For example, the regular expression ".at" means: any letter, followed by the letter `a', followed by the letter `t'.
For example, the regular expression "[Tt]he" means: an uppercase `T' or a lowercase `t', followed by the letter `h', followed by the letter `e'.
For example, the regular expression "[a-z]at" means: any (English) lowercase letter, followed by the letter `a', followed by the letter `t'.
For example, the regular expression "[^c]at" means: any letter except `c', followed by the letter `a', followed by the letter `t'.
For example, the regular expression "at[.]" means: the letter `a', followed by the letter `t', followed by a full stop.

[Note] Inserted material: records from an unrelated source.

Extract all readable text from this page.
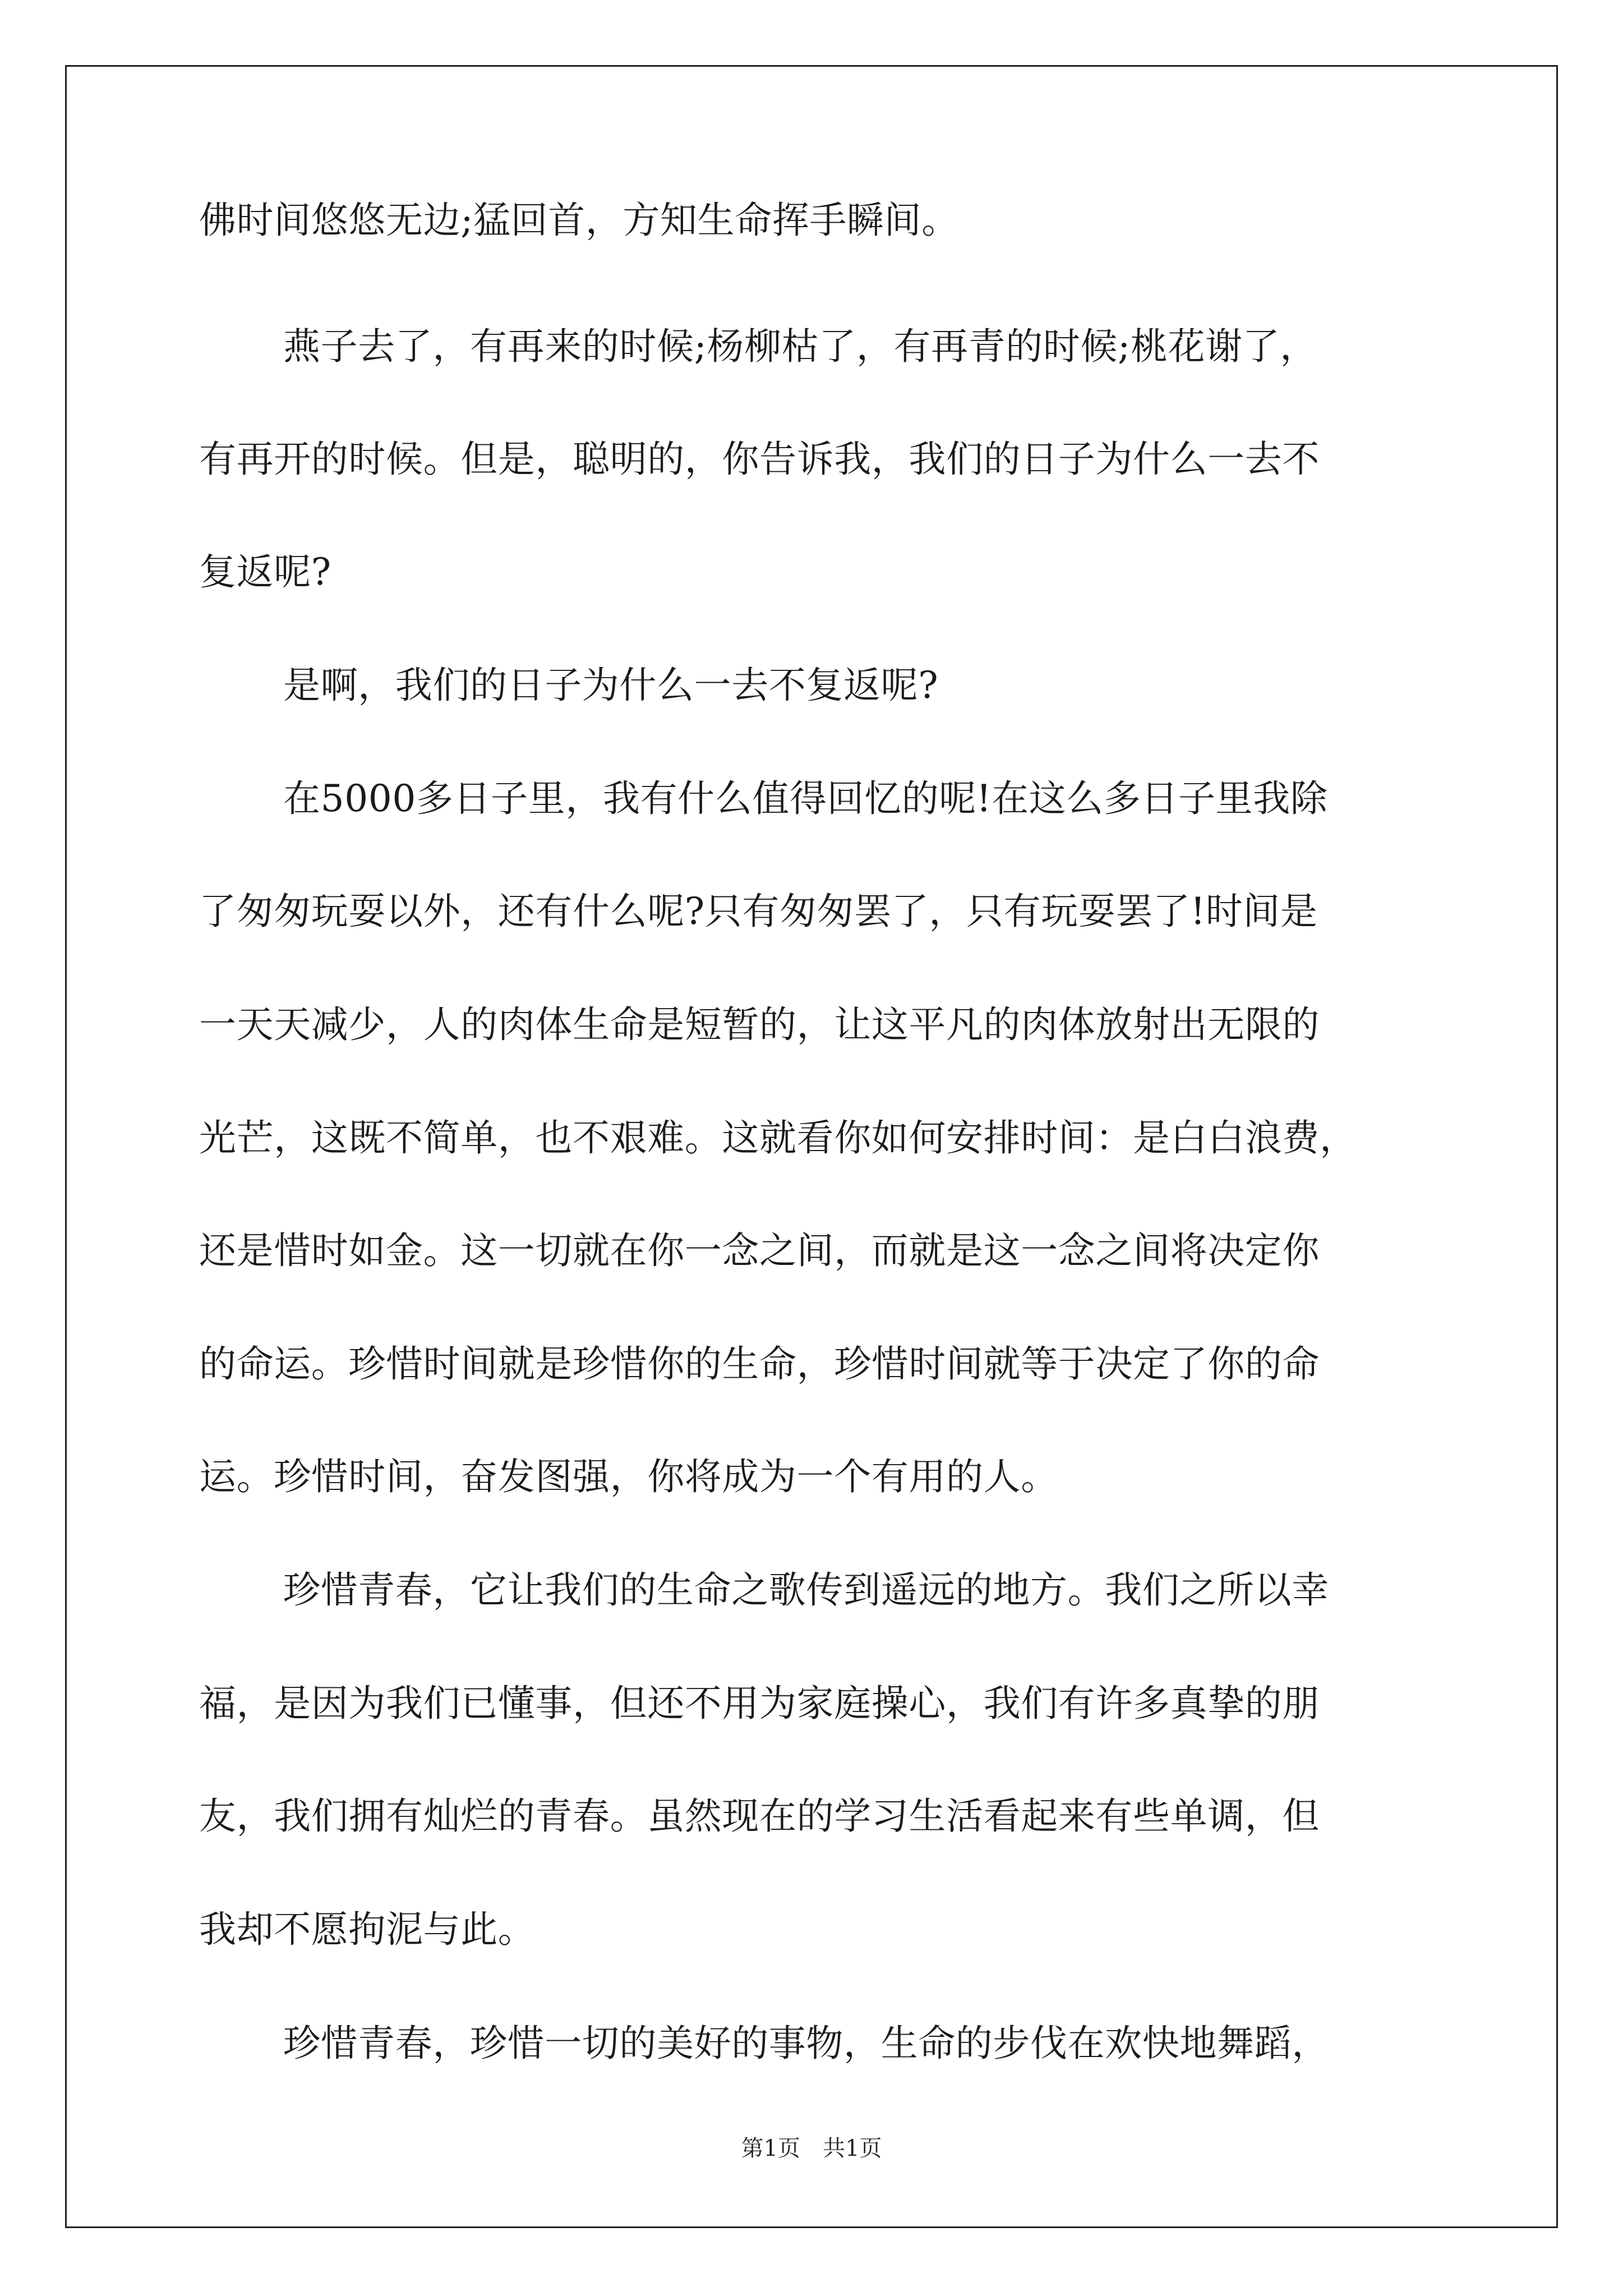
佛时间悠悠无边;猛回首，方知生命挥手瞬间。
燕子去了，有再来的时候;杨柳枯了，有再青的时候;桃花谢了，
有再开的时候。但是，聪明的，你告诉我，我们的日子为什么一去不
复返呢?
是啊，我们的日子为什么一去不复返呢?
在5000多日子里，我有什么值得回忆的呢!在这么多日子里我除
了匆匆玩耍以外，还有什么呢?只有匆匆罢了，只有玩耍罢了!时间是
一天天减少，人的肉体生命是短暂的，让这平凡的肉体放射出无限的
光芒，这既不简单，也不艰难。这就看你如何安排时间：是白白浪费，
还是惜时如金。这一切就在你一念之间，而就是这一念之间将决定你
的命运。珍惜时间就是珍惜你的生命，珍惜时间就等于决定了你的命
运。珍惜时间，奋发图强，你将成为一个有用的人。
珍惜青春，它让我们的生命之歌传到遥远的地方。我们之所以幸
福，是因为我们已懂事，但还不用为家庭操心，我们有许多真挚的朋
友，我们拥有灿烂的青春。虽然现在的学习生活看起来有些单调，但
我却不愿拘泥与此。
珍惜青春，珍惜一切的美好的事物，生命的步伐在欢快地舞蹈，
第1页 共1页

In POSIX regular expressions, common character ranges can be specified using special character sequences of the form [:keyword:] (see Table 11.1). The advantage of this approach is that the regular expression will work in different languages. For example, [a-z] will not capture all characters in languages that include accented characters, but [[:alpha:]] will.
For example, the regular expression "[[:lower:]]at" means: any lowercase letter in any language, followed by the letter `a', followed by the letter `t'.
Anchors do not match characters. Instead, they match zero-length features of a piece of text, such as the start and end of the text.
For example, the regular expression "^[Tt]he" means: at the start of the text an uppercase `T' or a lowercase `t', followed by the letter `h', followed by the letter `e'.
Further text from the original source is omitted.